Fenomena menurunnya moral siswa dalam konteks pendidikan formal semakin sering menjadi sorotan publik. Kasus seorang kepala sekolah yang dilaporkan ke polisi dan dinonaktifkan karena melarang siswanya merokok menjadi cermin dari terkikisnya moral siswa terhadap kebebasan dalam dunia pendidikan modern. Pendidikan semestinya menjadi ruang untuk membentuk manusia berkarakter, kedsiplinan dan bertanggung jawab, bukan sekadar tempat menampung aspirasi kebebasan tanpa batas. Â
Tinjauan dari Filsafat Pendidikan Modern
a. Rasionalisme Immanuel Kant: Disiplin sebagai Jalan Menuju Otonomi Moral
Menurut Immanuel Kant (1724--1804), tujuan pendidikan adalah menuntun manusia keluar dari ketidak dewasaan menuju otonomi moral dan kemampuan bertindak berdasarkan prinsip yang dapat dipertanggungjawabkan secara universal. Kant menyatakan:
"Discipline prevents man from deviating from his destiny --- humanity." (Kant, Lectures on Pedagogy, 1803)
Dengan melarang siswa merokok, kepala sekolah sebenarnya sedang menegakkan prinsip autonomi moral, yakni membantu siswa agar tidak diperbudak oleh dorongan atau kebiasaan buruk. Dalam kerangka ini, disiplin bukanlah bentuk represi, melainkan pembebasan dari perbudakan hawa nafsu dan kebodohan moral.
b.

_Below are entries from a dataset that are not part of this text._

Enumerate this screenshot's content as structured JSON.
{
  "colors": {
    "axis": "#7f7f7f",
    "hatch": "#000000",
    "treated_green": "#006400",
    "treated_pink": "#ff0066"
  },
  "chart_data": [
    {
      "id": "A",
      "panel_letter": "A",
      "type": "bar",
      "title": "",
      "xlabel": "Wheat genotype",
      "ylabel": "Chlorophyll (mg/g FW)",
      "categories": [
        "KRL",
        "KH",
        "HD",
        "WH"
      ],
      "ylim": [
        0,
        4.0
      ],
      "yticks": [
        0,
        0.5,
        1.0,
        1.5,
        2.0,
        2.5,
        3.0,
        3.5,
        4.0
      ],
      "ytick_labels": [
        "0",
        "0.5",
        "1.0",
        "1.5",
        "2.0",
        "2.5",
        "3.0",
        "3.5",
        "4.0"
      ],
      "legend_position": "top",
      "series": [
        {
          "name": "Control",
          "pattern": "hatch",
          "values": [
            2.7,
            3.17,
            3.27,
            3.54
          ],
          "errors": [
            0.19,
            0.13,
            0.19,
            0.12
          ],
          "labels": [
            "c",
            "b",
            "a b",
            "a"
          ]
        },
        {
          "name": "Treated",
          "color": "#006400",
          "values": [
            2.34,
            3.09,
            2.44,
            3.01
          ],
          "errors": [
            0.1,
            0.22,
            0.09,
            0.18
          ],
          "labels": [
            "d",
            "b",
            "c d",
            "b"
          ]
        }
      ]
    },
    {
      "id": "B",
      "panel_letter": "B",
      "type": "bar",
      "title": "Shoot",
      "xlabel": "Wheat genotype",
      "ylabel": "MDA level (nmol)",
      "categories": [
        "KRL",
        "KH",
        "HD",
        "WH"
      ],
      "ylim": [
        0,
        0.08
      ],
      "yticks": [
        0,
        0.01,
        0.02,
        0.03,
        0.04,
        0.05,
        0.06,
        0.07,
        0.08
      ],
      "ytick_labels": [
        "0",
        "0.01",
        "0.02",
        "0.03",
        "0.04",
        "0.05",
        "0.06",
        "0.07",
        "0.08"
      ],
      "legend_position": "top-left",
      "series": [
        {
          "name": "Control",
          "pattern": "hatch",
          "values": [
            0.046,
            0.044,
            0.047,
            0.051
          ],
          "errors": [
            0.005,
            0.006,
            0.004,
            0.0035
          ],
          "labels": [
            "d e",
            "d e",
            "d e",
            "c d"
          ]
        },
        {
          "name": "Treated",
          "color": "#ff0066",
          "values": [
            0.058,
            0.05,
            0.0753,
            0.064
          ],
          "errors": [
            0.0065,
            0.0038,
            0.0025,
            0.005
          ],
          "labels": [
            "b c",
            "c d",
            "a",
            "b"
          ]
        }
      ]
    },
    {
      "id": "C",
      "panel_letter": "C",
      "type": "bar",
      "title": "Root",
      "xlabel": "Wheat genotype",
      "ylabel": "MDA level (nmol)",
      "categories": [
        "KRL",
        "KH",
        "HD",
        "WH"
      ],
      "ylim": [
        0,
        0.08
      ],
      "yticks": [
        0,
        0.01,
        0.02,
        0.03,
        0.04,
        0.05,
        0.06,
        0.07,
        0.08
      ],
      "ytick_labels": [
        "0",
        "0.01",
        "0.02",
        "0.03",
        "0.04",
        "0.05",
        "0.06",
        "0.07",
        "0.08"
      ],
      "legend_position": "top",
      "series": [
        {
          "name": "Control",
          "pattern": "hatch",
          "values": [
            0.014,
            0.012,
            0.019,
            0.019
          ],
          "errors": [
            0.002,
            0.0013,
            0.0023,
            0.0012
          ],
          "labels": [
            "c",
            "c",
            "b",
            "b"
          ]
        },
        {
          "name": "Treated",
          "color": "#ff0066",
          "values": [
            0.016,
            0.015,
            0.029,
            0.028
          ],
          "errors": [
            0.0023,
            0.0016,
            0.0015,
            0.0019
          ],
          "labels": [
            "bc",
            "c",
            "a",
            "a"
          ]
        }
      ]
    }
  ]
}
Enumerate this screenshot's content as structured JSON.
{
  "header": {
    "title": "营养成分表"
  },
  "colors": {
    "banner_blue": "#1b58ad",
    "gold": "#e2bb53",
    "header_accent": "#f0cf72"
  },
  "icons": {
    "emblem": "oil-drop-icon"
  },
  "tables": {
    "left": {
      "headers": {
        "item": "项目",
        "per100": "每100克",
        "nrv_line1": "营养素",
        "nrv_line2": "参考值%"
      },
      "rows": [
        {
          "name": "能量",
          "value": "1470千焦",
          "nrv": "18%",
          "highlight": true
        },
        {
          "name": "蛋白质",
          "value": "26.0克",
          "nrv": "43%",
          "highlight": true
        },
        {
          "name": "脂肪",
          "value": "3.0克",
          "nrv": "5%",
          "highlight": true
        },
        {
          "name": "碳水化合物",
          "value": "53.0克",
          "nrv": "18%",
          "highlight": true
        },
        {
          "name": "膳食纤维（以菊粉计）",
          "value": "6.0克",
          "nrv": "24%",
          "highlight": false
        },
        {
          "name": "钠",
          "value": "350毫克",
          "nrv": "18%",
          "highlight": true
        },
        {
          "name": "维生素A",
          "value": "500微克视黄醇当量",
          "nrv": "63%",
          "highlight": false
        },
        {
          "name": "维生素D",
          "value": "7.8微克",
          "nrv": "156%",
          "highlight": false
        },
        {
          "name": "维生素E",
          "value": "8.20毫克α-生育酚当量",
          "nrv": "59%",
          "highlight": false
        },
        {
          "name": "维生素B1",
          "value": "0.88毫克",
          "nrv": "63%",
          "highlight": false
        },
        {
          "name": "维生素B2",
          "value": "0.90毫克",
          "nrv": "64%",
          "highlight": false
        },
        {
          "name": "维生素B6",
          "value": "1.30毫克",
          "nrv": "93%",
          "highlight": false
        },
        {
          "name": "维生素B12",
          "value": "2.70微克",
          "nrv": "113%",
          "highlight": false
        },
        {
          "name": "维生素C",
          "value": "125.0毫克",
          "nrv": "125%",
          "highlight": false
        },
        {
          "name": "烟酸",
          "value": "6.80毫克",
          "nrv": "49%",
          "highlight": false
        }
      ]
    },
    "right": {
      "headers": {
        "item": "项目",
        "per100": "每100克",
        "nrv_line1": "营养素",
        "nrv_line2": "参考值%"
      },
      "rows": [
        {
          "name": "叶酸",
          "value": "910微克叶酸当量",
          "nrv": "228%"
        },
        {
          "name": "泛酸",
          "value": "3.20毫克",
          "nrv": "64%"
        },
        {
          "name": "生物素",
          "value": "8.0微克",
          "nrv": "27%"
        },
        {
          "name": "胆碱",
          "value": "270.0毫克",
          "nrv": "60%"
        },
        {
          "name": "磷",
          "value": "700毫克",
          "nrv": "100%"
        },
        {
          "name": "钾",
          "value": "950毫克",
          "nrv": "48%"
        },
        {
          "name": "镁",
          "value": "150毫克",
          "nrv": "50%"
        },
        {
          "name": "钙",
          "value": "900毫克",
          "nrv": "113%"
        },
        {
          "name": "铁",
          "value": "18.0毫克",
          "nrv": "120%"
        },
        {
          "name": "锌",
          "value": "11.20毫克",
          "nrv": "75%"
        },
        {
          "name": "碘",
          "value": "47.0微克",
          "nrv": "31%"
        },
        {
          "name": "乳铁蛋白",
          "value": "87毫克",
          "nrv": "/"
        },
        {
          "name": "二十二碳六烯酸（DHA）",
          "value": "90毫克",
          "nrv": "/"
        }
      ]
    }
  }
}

Pragmatism John Dewey: Pendidikan sebagai Proses Sosial dan Demokratis
John Dewey (1859--1952)Â menegaskan bahwa pendidikan harus mempersiapkan individu untuk hidup secara demokratis dan produktif di masyarakat. Dalam pandangan Dewey:
"Education is not preparation for life; education is life itself." (Dewey, Democracy and Education, 1916)
Melarang siswa merokok bukan sekadar melatih kepatuhan terhadap aturan, melainkan membangun kebiasaan sosial yang sehat dan mendukung kehidupan bersama yang lebih baik. Namun, Dewey juga menekankan pentingnya pendekatan dialogis dan partisipatif dalam proses pendidikan. Jika kepala sekolah menegakkan aturan tanpa komunikasi terbuka, maka semangat demokrasi pendidikan bisa terganggu, dan kebijakan disiplin akan mudah disalahartikan sebagai tindakan otoriter.